La apuesta definitiva de Microsoft con el movimiento de código abierto llegó este año, en septiembre, cuando la compañía anunció la creación de CodePlex Foundation, una organización sin ánimo de lucro para el intercambio de código y conocimiento entre las compañías de software y las comunidades ‘open-source’, y sobre la que Sam Ramji, director de la fundación , se refirió como la “culminación del trabajo de Microsoft hacia una estategia de código abierto”.

Luis Miguel García de la Oliva explica que su compañía ha incrementado su participación en el movimiento de código abierto haciendo donaciones a la Apache Software Foundation o colaborando con la comunidad PHP a través del Open Source Technology Center de Microsoft, entre otras.
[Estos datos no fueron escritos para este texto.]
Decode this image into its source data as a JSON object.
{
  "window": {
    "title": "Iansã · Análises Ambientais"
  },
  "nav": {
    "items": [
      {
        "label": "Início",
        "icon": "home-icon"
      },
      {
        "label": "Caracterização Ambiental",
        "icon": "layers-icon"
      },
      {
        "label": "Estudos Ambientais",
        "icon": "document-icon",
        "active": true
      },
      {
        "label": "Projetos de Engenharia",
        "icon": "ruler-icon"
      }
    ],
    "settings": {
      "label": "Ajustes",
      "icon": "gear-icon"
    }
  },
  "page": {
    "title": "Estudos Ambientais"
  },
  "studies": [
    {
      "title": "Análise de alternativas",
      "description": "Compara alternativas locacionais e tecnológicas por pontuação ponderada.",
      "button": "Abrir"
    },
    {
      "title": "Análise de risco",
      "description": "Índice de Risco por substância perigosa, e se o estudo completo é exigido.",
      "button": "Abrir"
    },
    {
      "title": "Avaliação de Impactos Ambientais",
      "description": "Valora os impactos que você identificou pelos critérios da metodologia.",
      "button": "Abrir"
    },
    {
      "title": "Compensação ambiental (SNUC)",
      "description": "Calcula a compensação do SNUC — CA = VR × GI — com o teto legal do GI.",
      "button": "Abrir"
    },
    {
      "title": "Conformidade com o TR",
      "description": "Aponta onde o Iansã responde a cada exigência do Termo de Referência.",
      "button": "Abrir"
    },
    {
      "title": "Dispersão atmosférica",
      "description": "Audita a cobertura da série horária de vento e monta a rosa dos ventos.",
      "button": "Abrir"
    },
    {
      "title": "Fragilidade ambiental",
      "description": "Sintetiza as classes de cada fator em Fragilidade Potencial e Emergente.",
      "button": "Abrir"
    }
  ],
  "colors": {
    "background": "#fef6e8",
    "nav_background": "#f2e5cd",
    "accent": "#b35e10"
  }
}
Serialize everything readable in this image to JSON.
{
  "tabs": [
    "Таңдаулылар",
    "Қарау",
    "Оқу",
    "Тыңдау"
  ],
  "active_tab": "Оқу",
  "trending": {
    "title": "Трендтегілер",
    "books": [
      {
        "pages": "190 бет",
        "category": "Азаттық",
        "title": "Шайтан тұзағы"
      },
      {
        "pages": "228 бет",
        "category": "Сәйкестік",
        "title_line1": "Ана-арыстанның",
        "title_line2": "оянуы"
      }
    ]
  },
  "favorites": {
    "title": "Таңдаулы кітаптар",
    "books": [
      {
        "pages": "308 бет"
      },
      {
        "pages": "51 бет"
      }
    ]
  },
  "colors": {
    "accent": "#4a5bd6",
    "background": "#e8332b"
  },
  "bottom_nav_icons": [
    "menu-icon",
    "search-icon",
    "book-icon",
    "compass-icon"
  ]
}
CodePlex Foundation quiere diferenciarse de otras fundaciones de código abierto centrándose en las contribuciones de derechos de autor además de en el código procedente de individuos que trabajen en compañías de software. Para Ramji la clave será asegurarse de que es fácil conceder derechos de uso de software por parte de una empresa a una comunidad.

A esta apuesta se le unen lo que ya son años de colaboración que han llevado a un cambio de percepción “con el que estamos encantados”, afirma Luis Miguel García de la Oliva. “Tras la primera sorpresa hay un diálogo que antes no existía. Estamos presentes en debates y proyectos de open source y estamos encantados con esta apertura”.